Art of Élan pairs Caroline Shaw with Lee Krasner in Abstract Expressionist Gallery at the San Diego Museum of Art

Friday at the San Diego Museum of Art, the musical ensemble Art of Élan offered a short program of music by contemporary American women composers in the museum’s downstairs gallery devoted to art by women Abstract Expressionists. As marimba virtuosa Fiona Digney and cellist Alex Greenbaum sailed through the exuberant, playful roulades of Caroline Shaw’s 2012 “Limestone and Felt,” Lee Krasner’s equally exuberant 1969 lithograph “Pink Stone” gazed down on the musicians.

Alex Greenbaum [photo (c.) David’s Harp Foundation Bizpod Fellows. ]

Mating musical styles with specific works in the museum’s collection has been a hallmark of the 12-year collaboration between the museum and Kate Hatmaker’s enterprising Art of Élan chamber music series, and Friday’s correlation of Krasner and Shaw struck me as strikingly congruent.

The 2013 Carlsbad Music Festival gave San Diegans their first-hand introduction to the Pulitzer Prize winning Caroline Shaw and her New York-based ensemble Room Full of Teeth as the festival’s featured resident artists.
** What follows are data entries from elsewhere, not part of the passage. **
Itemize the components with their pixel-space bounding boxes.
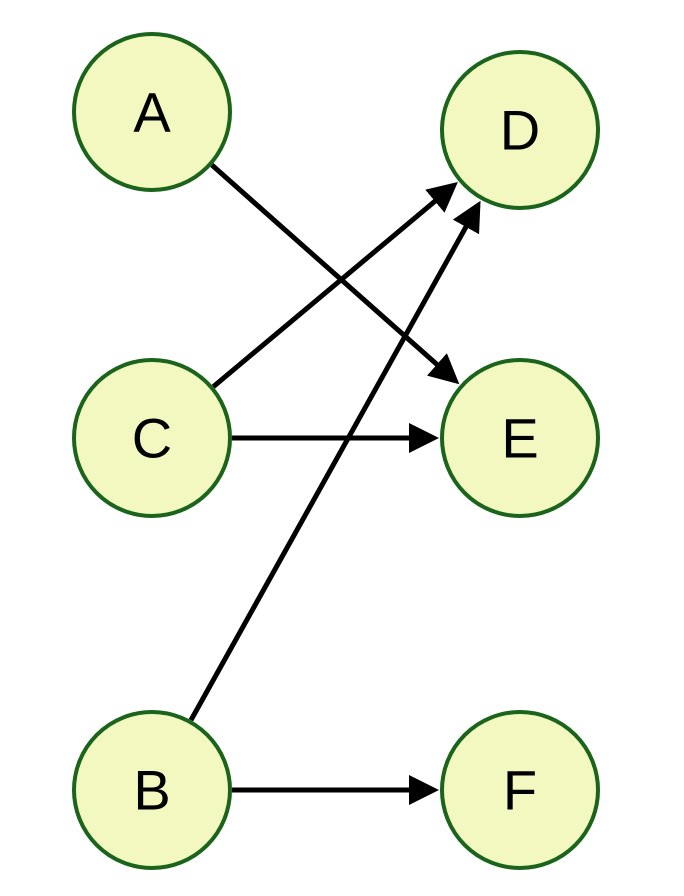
bipartite-graph: A D C E B F [0,0,684,896]
node-F: F [442,712,598,868]
edges-group [191,165,478,790]
node-D: D [442,52,598,208]
node-label-B: B [133,759,170,822]
node-label-F: F [503,759,537,822]
node-C: C [74,360,230,516]
node-A: A [74,34,230,190]
node-label-C: C [132,407,172,470]
edge-C-D [213,185,454,386]
nodes-group: A D C E B F [74,34,598,868]
node-B: B [74,712,230,868]
node-label-D: D [500,99,540,162]
edge-A-E [212,165,456,381]
node-E: E [442,360,598,516]
node-label-A: A [133,81,171,144]
node-label-E: E [501,407,538,470]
Art of Élan has proven a consistent champion of Shaw’s compositions, and at last season’s SummerFest, the Miró Quartet performed Shaw’s “Entr’acte.”

Shaw originally wrote “Limestone and Felt” for viola and cello, but her extensive use of pizzicato exchanges between the two string instruments begged for expansion, aptly supplied by the marimba, an instrument that mates deftly percussive attacks with a warmly resonant sustain that plucked strings cannot even approach. (I am assuming that the composer adapted the viola part for marimba?) “Limestone and Felt” displayed Shaw’s trademark angular, unpredictable lyricism and an intricate structure of rapidly contrasting moods.

Digney’s unfailing finesse and her voluptuously shaped phrases complemented Greenbaum’s rich but elegantly focused cello sonority. The duo’s energetic drive imbued this compact work—it lasts not even 10 ten minutes—with ingratiating appeal.

Following Shaw’s work, Greenbaum played Sarah Kirkland Snider’s 2004 “The Reserved, The Reticent,” a complex solo cello etude that exhibited little of the title adjectives. Snider’s rhapsodic adventure veers from passionate, even furious arabesques to calm, almost bucolic themes. Greenbaum handled these challenges with his customary command and panache.

This performance was presented by Art of Élan on January 10, 2020, at the San Diego Museum of Art in Balboa Park. Upcoming performances by this ensemble at the museum are slated for February 7 and March 10, 2020.